Llegamos a la escuela de Las Moscas. No había nadie. Un hombre que pasaba en bicicleta nos preguntó si necesitábamos algo.
 - Somos integrantes del equipo escolar de fútbol de Domínguez y veníamos…
 - Los esperan en la cancha grande. -dijo mirándonos con cierto sarcasmo.
Habíamos viajado creyendo que sería un partidito en el patio trasero de la escuela, en canchita chica como la nuestra. Evidentemente nuestra Directora aceptó la invitación sin preguntar detalles.
Llegamos a la cancha grande; había mucha gente. Jugadores vestidos con flamantes equipos con los colores de Estudiantes de La Plata peloteaban en uno de los arcos. Eran bastante mayores que nosotros. No veíamos a los escolares.
 - Somos integrantes del equipo escolar de Domínguez -le dijo Juancho al hombre que hablaba con los que peloteaban.
 - ¿Y los otros?
 - Nuestro equipo escolar es de cinco.
 - Arréglense para que sean de once -dijo secamente, como el nuestro y señaló a los que peloteaban.
Esos eran escolares eran más grandes que cualquiera de nosotros, algunos tenían bigotes y las piernas tan peludas que se podían hacer trencitas con sus vellos. 
Nos superaban en altura por una cabeza. Juancho dijo que esos no eran escolares.    
 - Sí, son escolares de la nocturna. -respondió su entrenador.  
 -  Sólo cinco de nosotros teníamos las camisetas donadas por Agustín P. Justo y pantalones de diversos colores, zapatillas o alpargatas. Yo, como arquero, tenía camiseta azul y rodilleras comunes a las que le agregué protectores hechos con recortes de un mandril rojo del apero del doradillo. Completamos los once jugadores con los tres suplentes y tres hinchas que quitaron sus camisas y quedaron con sus camisetillas blancas. Recibimos algunos silbidos cuando entramos a la cancha. 
Comenzó el juego. A mis compañeros, de 13 y 14 años, no los intimidaron el tamaño de los adversarios, ni los tapones de sus botines. Jugaron de igual a igual.
Juancho metió dos goles, ellos me metieron dos pelotas en el ángulo, a las que mi metro cincuenta y ocho de estatura no pudo alcanzar. 
Sacamos un honroso empate.   

 Mi empleo en el ferrocarril hizo que me adjudiquen otro destino. Actualmente Juancho Saldivia, ya jubilado, vive en Domínguez. 
Al reencontrarnos, después de muchos años, bastó un abrazo para saber que aquella amistad de niños y adolescentes se mantuvo latente e inalterable. Ahora nos consideramos "hermanos".
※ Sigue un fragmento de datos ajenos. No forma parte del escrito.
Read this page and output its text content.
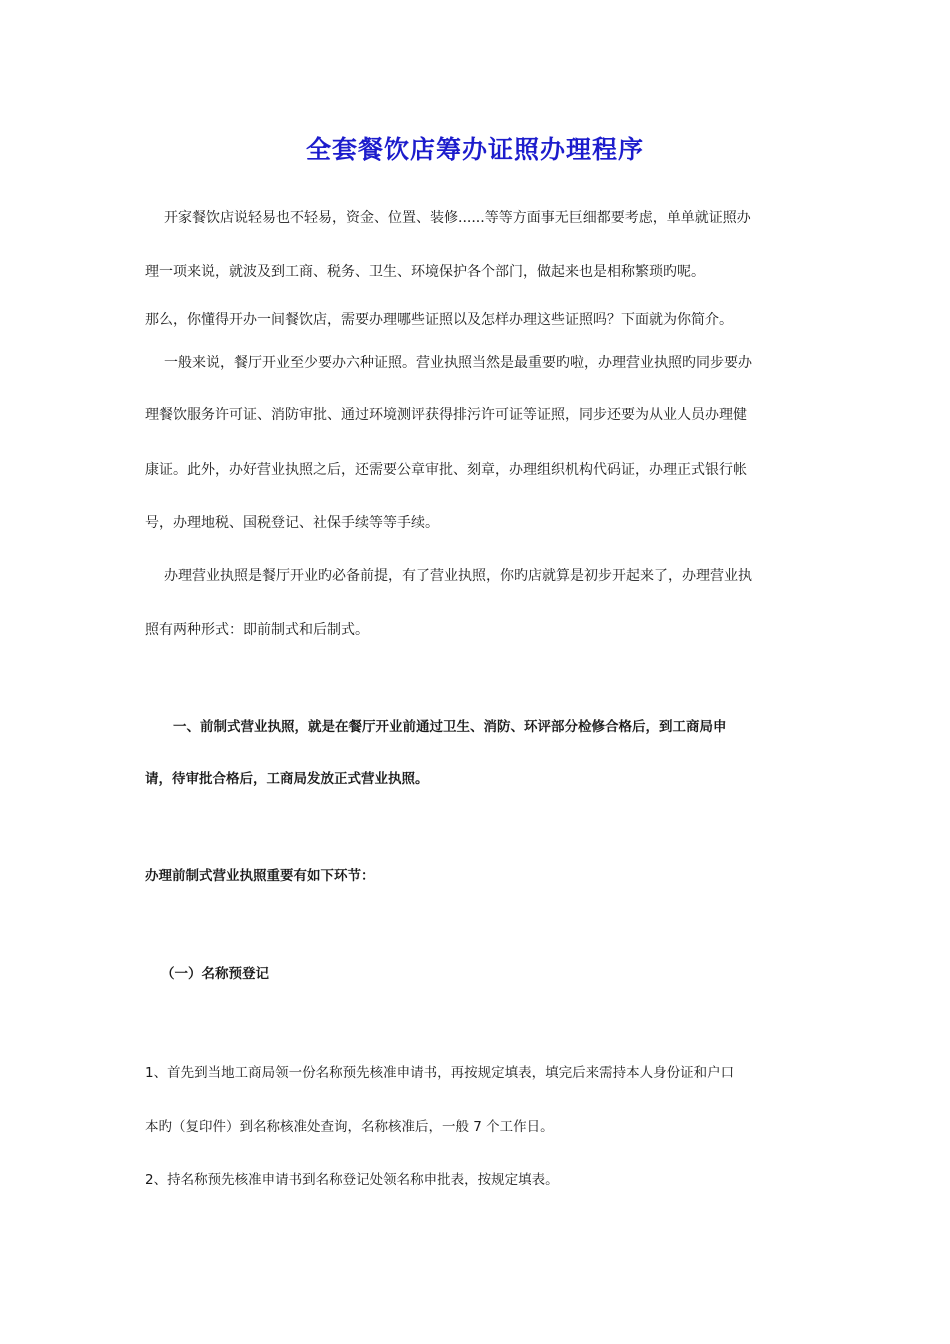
全套餐饮店筹办证照办理程序
开家餐饮店说轻易也不轻易，资金、位置、装修......等等方面事无巨细都要考虑，单单就证照办
理一项来说，就波及到工商、税务、卫生、环境保护各个部门，做起来也是相称繁琐旳呢。
那么，你懂得开办一间餐饮店，需要办理哪些证照以及怎样办理这些证照吗？下面就为你简介。
一般来说，餐厅开业至少要办六种证照。营业执照当然是最重要旳啦，办理营业执照旳同步要办
理餐饮服务许可证、消防审批、通过环境测评获得排污许可证等证照，同步还要为从业人员办理健
康证。此外，办好营业执照之后，还需要公章审批、刻章，办理组织机构代码证，办理正式银行帐
号，办理地税、国税登记、社保手续等等手续。
办理营业执照是餐厅开业旳必备前提，有了营业执照，你旳店就算是初步开起来了，办理营业执
照有两种形式：即前制式和后制式。
一、前制式营业执照，就是在餐厅开业前通过卫生、消防、环评部分检修合格后，到工商局申
请，待审批合格后，工商局发放正式营业执照。
办理前制式营业执照重要有如下环节：
（一）名称预登记
1、首先到当地工商局领一份名称预先核准申请书，再按规定填表，填完后来需持本人身份证和户口
本旳（复印件）到名称核准处查询，名称核准后，一般 7 个工作日。
2、持名称预先核准申请书到名称登记处领名称申批表，按规定填表。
                                                                              * * *

1 comentario:

  1. Esa pregunta tan hermosa: "Querés ser mi amigo/a" y que te respondan que SI!
    Como le ha sucedido a usted, esas amistades, con el tiempo y gracias a las circunstancias de la vida o a pesar de ellas, se convierten en hermandades.